Potential “third generation” biofuels could be produced from algae; and “fourth generation” biofuels might be produced by microorganisms (including algae) that have been genetically engineered using synthetic biology so that they secrete fuels directly. Either of these, if made to work economically and at commercial scale, would offer significant advantages over other kinds of biofuel. (They do have their own problems as well, as many approaches would require large amounts of water and fertilizer as inputs.) These are promising ideas, very much worth developing. (In fact, if you like biology, this would be a great field of endeavor in which to build a climate career!) But right now, it’s too early to tell whether these approaches can scale up economically so as to provide an important climate solution.
⇒ For more, listen to this My Climate Journey podcast interview with the CEO of Lanzajet, a growing biofuel SAF startup.
Our takeaway:
Right now, SAFs make up a tiny fraction of all jet fuel, but many airlines, and some nations, have pledged to increase their use of SAFs substantially in the coming decades, and biofuel SAFs will scale up rapidly. Those that come from food crops will not be real climate solutions, and policy-makers should push hard against them; but waste-based biofuels could be wins for the climate. They are limited, however, in two ways: (1) there’s not enough biomass to meet all the needs of long-haul aviation, let alone other important climate needs; (2) while these fuels are lower carbon on net than fossil jet fuel, they are still far from zero carbon. Because the aviation sector is projected to grow between three-fold and seven-fold by 2050, this is a real problem. Biofuels made with algae or engineered microorganisms could help a great deal, if they can be produced economically; so could electrofuels.
Electrofuel SAFs

“Electrofuels” (also called “e-fuels,” “synthetic fuels,” “power-to-fuel,” “power-to-liquid” and “power-to-X”) are produced by using renewable electricity to electrolyze water to free up hydrogen atoms and to electrolyze carbon dioxide (captured from air or from exhaust streams) to free up carbon atoms, and then using electro-chemical processes to assemble these elements into hydrocarbons that are chemically similar to those in fossil fuels and biofuels. Like biofuels, electrofuels are “drop-in” replacements for fossil fuels that can be used in existing engines. Like biofuels, the carbon dioxide that is emitted when electrofuel is combusted is carbon dioxide that would have been in the air anyway – and whereas transporting and processing biofuels still involves carbon emissions, so that biofuels are only low carbon on net, electrofuels can be close to zero carbon on net. And whereas biofuels require biomass as their “feedstock” (as the source of their carbon and hydrogen atoms), electrofuels require no feedstocks other than water and carbon dioxide, which we have in unlimited supply, and electricity. Moreover, electrofuels are purer than either fossil fuels or biofuels, and so they emit fewer non-carbon pollutants (such as NOx), when combusted.
Right now, several companies are working on electrofuel technologies, but no one is producing electrofuel at commercial scale, and no one has demonstrated a path toward economic viability. Working with today’s prices for the inputs to electrofuels (hydrogen produced via electrolysis, captured CO2, and clean electricity), one analyst has estimated that the cost of electrofuels produced today would be at least five times the price of fossil fuels. But we have already seen that the cost of clean electricity is declining rapidly. The cost of electrolyzers is also declining, and the cost of equipment to capture carbon dioxide is expected to do so, as it is a focus of intensive research and development. So there is good reason to hope that, by the time we begin to bump up against the limits to the supply of biomass with which to produce second-generation biofuels, electrofuel SAF may be ready to step in and play a role.
⇒ For more, listen to this Watt it Takes interview with Dr. Etosha Cave, co-founder of Twelve.
Hydrogen in the middle
Let’s look again at the transportation continuum.

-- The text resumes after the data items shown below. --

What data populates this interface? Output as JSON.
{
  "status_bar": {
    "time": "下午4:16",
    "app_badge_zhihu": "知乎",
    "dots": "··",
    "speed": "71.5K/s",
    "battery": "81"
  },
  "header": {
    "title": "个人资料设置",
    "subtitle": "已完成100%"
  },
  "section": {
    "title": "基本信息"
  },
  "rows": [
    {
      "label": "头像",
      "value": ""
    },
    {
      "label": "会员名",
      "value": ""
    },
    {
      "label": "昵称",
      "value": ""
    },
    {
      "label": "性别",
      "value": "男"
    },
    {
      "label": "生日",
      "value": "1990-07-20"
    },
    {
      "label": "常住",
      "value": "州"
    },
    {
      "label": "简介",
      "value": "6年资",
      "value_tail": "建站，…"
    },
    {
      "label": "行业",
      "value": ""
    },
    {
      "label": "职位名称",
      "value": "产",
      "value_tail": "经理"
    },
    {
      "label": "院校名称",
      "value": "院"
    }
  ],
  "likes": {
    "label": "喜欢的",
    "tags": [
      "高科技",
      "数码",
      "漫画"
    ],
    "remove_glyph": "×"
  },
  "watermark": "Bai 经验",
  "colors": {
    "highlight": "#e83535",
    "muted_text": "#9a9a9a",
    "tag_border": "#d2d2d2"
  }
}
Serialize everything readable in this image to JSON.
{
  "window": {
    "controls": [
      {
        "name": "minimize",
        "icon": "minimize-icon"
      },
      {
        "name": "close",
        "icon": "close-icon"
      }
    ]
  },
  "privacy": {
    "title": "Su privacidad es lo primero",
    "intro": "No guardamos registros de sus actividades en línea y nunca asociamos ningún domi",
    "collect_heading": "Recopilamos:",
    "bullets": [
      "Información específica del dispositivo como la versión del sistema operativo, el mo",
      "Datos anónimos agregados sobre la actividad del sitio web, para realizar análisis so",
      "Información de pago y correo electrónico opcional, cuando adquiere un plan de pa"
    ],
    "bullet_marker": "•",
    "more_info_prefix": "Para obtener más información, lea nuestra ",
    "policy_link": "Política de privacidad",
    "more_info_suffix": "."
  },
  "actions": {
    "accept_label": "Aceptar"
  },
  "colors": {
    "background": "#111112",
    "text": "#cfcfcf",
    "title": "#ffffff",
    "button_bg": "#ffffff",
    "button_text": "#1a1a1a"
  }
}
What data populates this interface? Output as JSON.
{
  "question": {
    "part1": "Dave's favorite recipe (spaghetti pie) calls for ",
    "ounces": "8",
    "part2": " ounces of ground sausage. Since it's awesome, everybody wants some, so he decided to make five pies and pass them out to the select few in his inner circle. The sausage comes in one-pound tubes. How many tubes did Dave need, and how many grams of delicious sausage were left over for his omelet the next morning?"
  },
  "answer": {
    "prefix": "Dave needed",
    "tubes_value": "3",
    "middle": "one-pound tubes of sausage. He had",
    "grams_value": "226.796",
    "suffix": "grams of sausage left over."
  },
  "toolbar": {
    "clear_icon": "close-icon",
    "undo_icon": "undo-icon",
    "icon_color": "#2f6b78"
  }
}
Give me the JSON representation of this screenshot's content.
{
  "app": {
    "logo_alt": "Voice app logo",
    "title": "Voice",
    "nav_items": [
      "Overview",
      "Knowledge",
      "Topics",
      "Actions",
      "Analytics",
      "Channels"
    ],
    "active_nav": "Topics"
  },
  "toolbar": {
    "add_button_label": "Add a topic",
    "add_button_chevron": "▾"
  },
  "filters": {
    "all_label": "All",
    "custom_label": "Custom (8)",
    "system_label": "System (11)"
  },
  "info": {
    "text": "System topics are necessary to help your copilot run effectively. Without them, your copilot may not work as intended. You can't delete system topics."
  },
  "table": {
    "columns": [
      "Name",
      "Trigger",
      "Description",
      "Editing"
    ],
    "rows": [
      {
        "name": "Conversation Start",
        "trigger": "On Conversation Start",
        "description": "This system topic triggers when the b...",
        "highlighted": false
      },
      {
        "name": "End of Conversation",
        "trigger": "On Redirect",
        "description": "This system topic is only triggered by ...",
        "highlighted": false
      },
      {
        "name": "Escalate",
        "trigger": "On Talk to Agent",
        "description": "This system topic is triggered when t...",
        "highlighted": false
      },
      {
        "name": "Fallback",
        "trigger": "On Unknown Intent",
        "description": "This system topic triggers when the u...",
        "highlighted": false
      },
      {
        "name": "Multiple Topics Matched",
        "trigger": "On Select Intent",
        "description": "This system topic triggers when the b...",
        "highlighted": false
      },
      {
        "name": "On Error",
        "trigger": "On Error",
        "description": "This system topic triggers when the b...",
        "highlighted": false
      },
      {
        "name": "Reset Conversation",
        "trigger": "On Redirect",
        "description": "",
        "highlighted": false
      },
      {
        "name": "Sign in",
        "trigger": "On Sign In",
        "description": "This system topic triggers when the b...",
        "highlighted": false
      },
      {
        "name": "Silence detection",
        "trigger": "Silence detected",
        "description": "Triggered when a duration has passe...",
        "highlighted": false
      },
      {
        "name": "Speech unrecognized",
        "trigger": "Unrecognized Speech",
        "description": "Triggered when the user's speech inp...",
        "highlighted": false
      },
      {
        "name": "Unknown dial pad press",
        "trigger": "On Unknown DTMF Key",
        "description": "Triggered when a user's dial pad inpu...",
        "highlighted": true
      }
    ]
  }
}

At one end, passenger cars, along with local delivery trucks and local buses, are easy to electrify with current technology. (So are smaller forms of surface transport, like the 3-wheel tuk tuks that are common in much of Asia.) This is a sector in which it’s clear that electrification will beat out other decarbonizing technologies handily. As we move to the right, toward heavier vehicles traveling longer distances, the need for a dense form of energy storage starts to increase – until, at the far end, non-fossil hydrocarbons are the only option we currently have to power long-haul aviation. For several of the cases in the middle, there is a third possibility: hydrogen, and hydrogen-derived fuels.
Hydrogen has many advantages as a carbon-free chemical fuel. For a start, it is the most abundant element in the universe. H2 gas can be produced without any carbon emissions by using electricity from renewables to electrolyze (run an electric current through) water (H2O), causing the oxygen and the hydrogen to separate. Hydrogen produced in this way is often called “green hydrogen.” There are other ways of producing carbon-neutral hydrogen, which we’ll discuss in the sections on Carbon Capture and Storage (CCS) and Carbon Dioxide Removal (CDR), but for now we’ll focus on green hydrogen to keep things simpler. Compressed H2 is very energy dense by weight (Wh/Kg) – about 2.8 times more energy dense than jet fuel. It can be combusted to power an engine with no carbon emissions.1Combusting H2 in the atmosphere does produce Nitrous Oxide (NOx), which is both a greenhouse gas and a pollutant dangerous to health, but the NOx emissions nonetheless have lower warming potential than the CO2 and NOx emissions from burning fossil fuels. Or it can be run through a fuel cell to produce electricity. (A fuel cell works like an electrolyzer in reverse: it combines H2 with Oxygen from the air to produce electricity and pure water.)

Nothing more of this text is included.